To demonstrate that purely synthetic data can be used to determine grasp candidates in real images, a non-pretrained Gras Quality Evaluation network (GQ-CNN) [10] is used. This architecture was chosen for its state-of-the-art performance, but the dataset created is not limited to it, as a wide range of annotation is generated. The training dataset consists of 525 depth images, with slightly varying bird's eye camera angles, and a total of 176,000 grasp candidates for 9 different objects. Annotations for grasps are given in the format: Grip center and finger spread in pixels and rotation angle in radians. The data is split into 80% training data and 20% validation data.

To demonstrate that the domain gap between synthetic- and real-world data is successfully overcome, a RealSenseL515 lidar camera is used to capture depth images of heavily cluttered test scenes (s. Figure 4). The scaling of the grayscale was normalized to the minimum and maximum height values of the recorded scene. Test series with real depth images have shown that the used architecture is able to identify grasp candidates for the examined objects, by giving them the highest grasp probability. The network was able to distinguish between box edges, unknown objects, and objects to be grasped and did not output unwanted grasps.

Fig. 4.
figure 4

(left) Successfully plotted grasp in red for a specific test object, using a wide variety of interfering sources, including objects similar to the test object. (right) The generated output of the GG-CNN [10] shows the highest probability for a possible grasp, including location and gripper width in pixel coordinates and angle of rotation.

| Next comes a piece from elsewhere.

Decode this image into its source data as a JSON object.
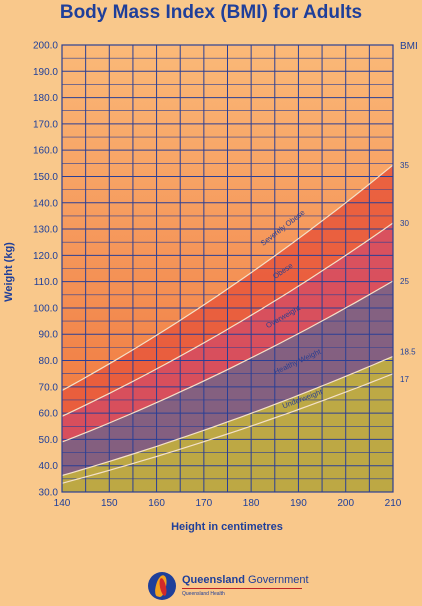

Additionally, grasping tendencies towards objects that have parallel faces were detected, which can be attributed to the simulated two-finger parallel gripper and a significantly higher number of annotated grasps for this form of objects. This tendency can be minimized in further work by evenly distributing candidate grasps for different objects. Even in test environments with a large number of interfering sources, as shown in Fig. 4, grasps for the target object could be successfully identified.

5 Conclusion

In this work, a cross-disciplinary method for the generation of synthetic grasp data in highly dynamic environments was presented. Methods for geometric object analysis of mesh models, detailed graspability analysis under uncertainty, and techniques for transferring possible grasps into context-based scenes of packed transport boxes from intralogistics are used. The developed toolchain enables further research in grasp planning and execution by a wide range of annotations and offers the possibility to produce targeted data sets for individual problems.

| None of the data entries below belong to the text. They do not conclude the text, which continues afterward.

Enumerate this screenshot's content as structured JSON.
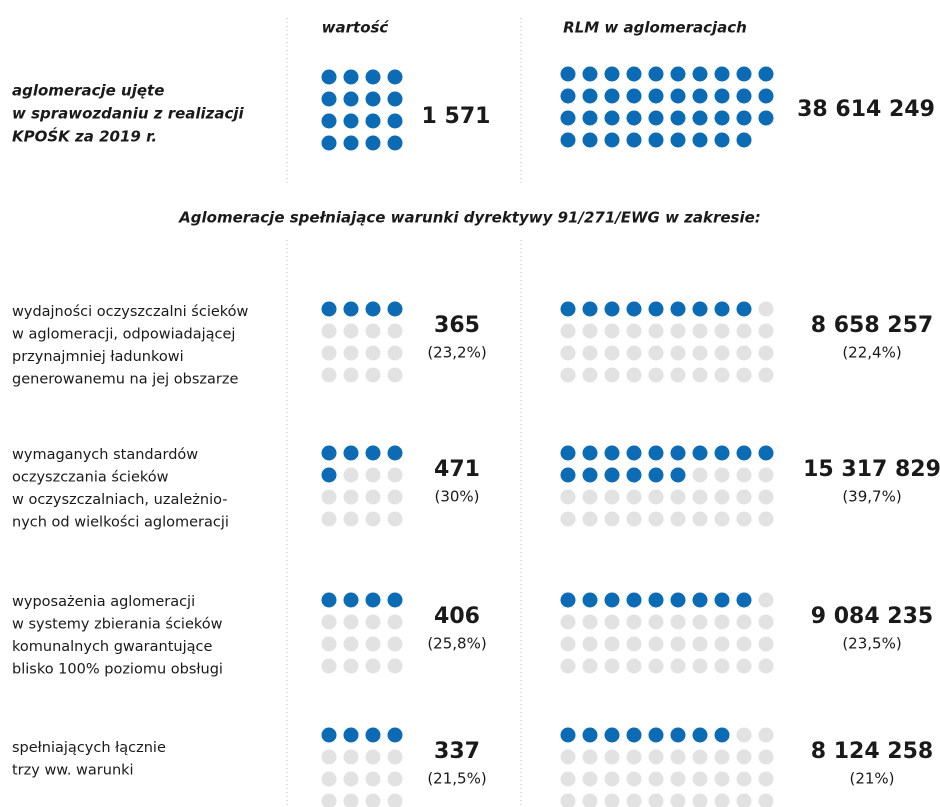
{
  "header": {
    "col_value": "wartość",
    "col_rlm": "RLM w aglomeracjach"
  },
  "total": {
    "label": [
      "aglomeracje ujęte",
      "w sprawozdaniu z realizacji",
      "KPOŚK za 2019 r."
    ],
    "value": "1 571",
    "rlm": "38 614 249"
  },
  "subtitle": "Aglomeracje spełniające warunki dyrektywy 91/271/EWG w zakresie:",
  "rows": [
    {
      "label": [
        "wydajności oczyszczalni ścieków",
        "w aglomeracji, odpowiadającej",
        "przynajmniej ładunkowi",
        "generowanemu na jej obszarze"
      ],
      "value": "365",
      "value_share": "(23,2%)",
      "rlm": "8 658 257",
      "rlm_share": "(22,4%)"
    },
    {
      "label": [
        "wymaganych standardów",
        "oczyszczania ścieków",
        "w oczyszczalniach, uzależnio-",
        "nych od wielkości aglomeracji"
      ],
      "value": "471",
      "value_share": "(30%)",
      "rlm": "15 317 829",
      "rlm_share": "(39,7%)"
    },
    {
      "label": [
        "wyposażenia aglomeracji",
        "w systemy zbierania ścieków",
        "komunalnych gwarantujące",
        "blisko 100% poziomu obsługi"
      ],
      "value": "406",
      "value_share": "(25,8%)",
      "rlm": "9 084 235",
      "rlm_share": "(23,5%)"
    },
    {
      "label": [
        "spełniających łącznie",
        "trzy ww. warunki"
      ],
      "value": "337",
      "value_share": "(21,5%)",
      "rlm": "8 124 258",
      "rlm_share": "(21%)"
    }
  ]
}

Test series have shown that it is possible to identify grasp candidates on real depth images by using only synthetic data in combination with the GG-CNN architecture. The results were robust to sources of interference and offer a promising approach to enable further research in robotic grasping in a highly dynamic environment.

In further research, the developed pipeline can be used to generate grasp data for a wide variety of objects and geometric shapes, to test the dataset with different types of machine learning algorithms.